Editorials

OVER() ++

Yesterday we talked about how using the OVER operation in conjunction with an Aggregate function results in an aggregate calculation unique to each detail row without requiring a GROUP BY clause in the query.

We demonstrated how you could use the OVER operation without any parameters, resulting in an Aggregate calculation covering the entire set of data being processed. This is a very powerful, and useful, capability that was more complicated to implement prior to the inclusion of the OVER operation.

There are two parameters you can supply when using the OVER operation that make it possible to generate more granular summarization results. Those parameters are probably familiar to you as “PARTITION BY” and “ORDER BY”. The values you provide for these two parameters come from the columns of the data in your select statement. They may consist of one or more columns, or even a constant value.

PARTITION BY does exactly what it says. When you return your aggregate data, it will begin a new aggregate calculation for each unique value of the columns data defined in your PARTITION BY clause. I like using the ROW_NUMBER() aggregate function with partition by to find a series of records within a giving group.



SELECT poi.*,

ROW_NUMBER() OVER (PARTITION BY poi.PurchaseOrderId ORDER BY 1)

FROM PurchaseOrderItems poi

ORDER BY poi.PurchaseOrderId

This query returns all purchase order items in the database, and computes a sequence starting at 1 for each unique PurchaseOrderId. It doesn’t take into account anything else from the items because the ORDER BY clause is set to a constant value, and will not change from row to row.

Let’s say you want the same query to compute the ROW_NUMBER for each PurchaseOrderItem, starting at 1 for each Purchase Order, but you want to have it calculate from the Highest Prices Item to the Lowest Price Item. You can modify your query to replace the constant with the price and the computed row number will be based on the PurchaseOrderId for when a new series is started, and will order the records within a PurchaseOrderId group from the highest price to the lowest price…

SELECT poi.*,

ROW_NUMBER() OVER (PARTITION BY poi.PurchaseOrderId ORDER BY poi.Price DESC)

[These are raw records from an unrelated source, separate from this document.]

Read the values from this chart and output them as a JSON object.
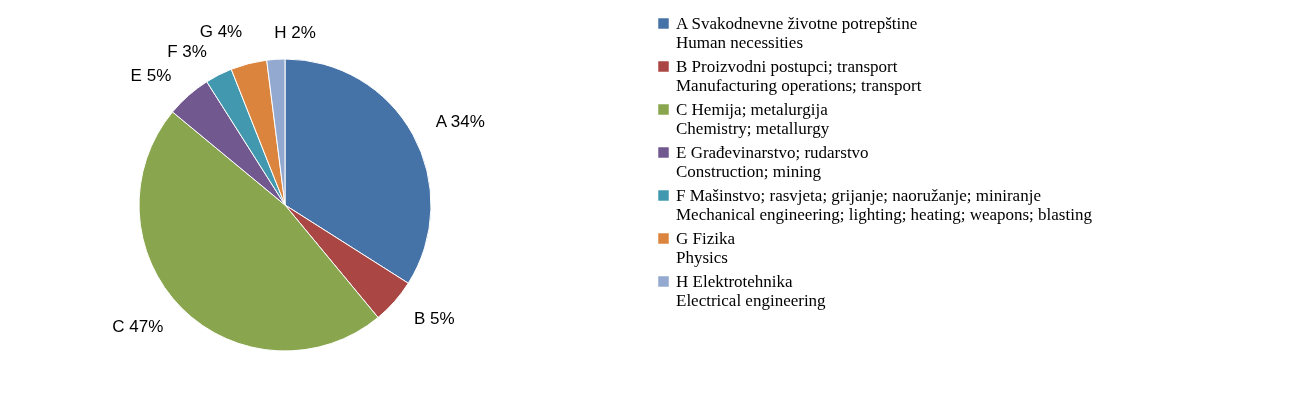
{
  "chart_data": {
    "type": "pie",
    "categories": [
      "A   Svakodnevne životne potrepštine\nHuman necessities",
      "B   Proizvodni postupci; transport\nManufacturing operations; transport",
      "C   Hemija; metalurgija\nChemistry; metallurgy",
      "E   Građevinarstvo; rudarstvo\nConstruction; mining",
      "F   Mašinstvo; rasvjeta; grijanje; naoružanje; miniranje\nMechanical engineering; lighting; heating; weapons; blasting",
      "G   Fizika\nPhysics",
      "H   Elektrotehnika\nElectrical engineering"
    ],
    "values": [
      34,
      5,
      47,
      5,
      3,
      4,
      2
    ],
    "value_labels": [
      "A  34%",
      "B  5%",
      "C  47%",
      "E  5%",
      "F  3%",
      "G  4%",
      "H  2%"
    ],
    "colors": [
      "#4572a7",
      "#aa4643",
      "#89a54e",
      "#71588f",
      "#4198af",
      "#db843d",
      "#93a9cf"
    ],
    "legend": "right"
  }
}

FROM PurchaseOrderItems poi

ORDER BY poi.PurchaseOrderId

Notice that the ORDER BY clause works just like sorting data from a SELECT query. You may use the DESCENDING or DESC parameter to sort the data from highest to lowest. Also like the ORDER BY clause, ASCENDING is the default operation if you don’t supply the parameter.

Just a final note…if you don’t want to partition by anything specific, but wish to use the ORDER BY operation, you may use a constant value in the PARTITION BY parameter as well.

Take a deeper dive into the OVER Parameter in your aggregate functions. It has a lot of power, and when you get your brain wrapped around it, you can do some really cool things.

Cheers,

Ben

Facebooktwittergoogle_plusredditpinterestlinkedinmail
  • Mattias Lind

    Key here is to understand that PARTITION BY is the important part of grouping similar rows so you can execute the aggregate on a partitioned set of the data. That is PARTITION BY is grouping in the same manner as GROUP BY, but the group is applied from the granulary level. If you create a nested subquery, running the aggregate filtered by the grouping column, as part of the expression list you get the same result. Nothing magical, but really awesome.

  • Peter Heller

    Microsoft SQL Server 2012 High-Performance T-SQL Using Window Functions (Developer Reference) 1st Edition (ISBN-13: 978-0735658363) by Itzik Ben-Gan (Author) is a great book covering this topic.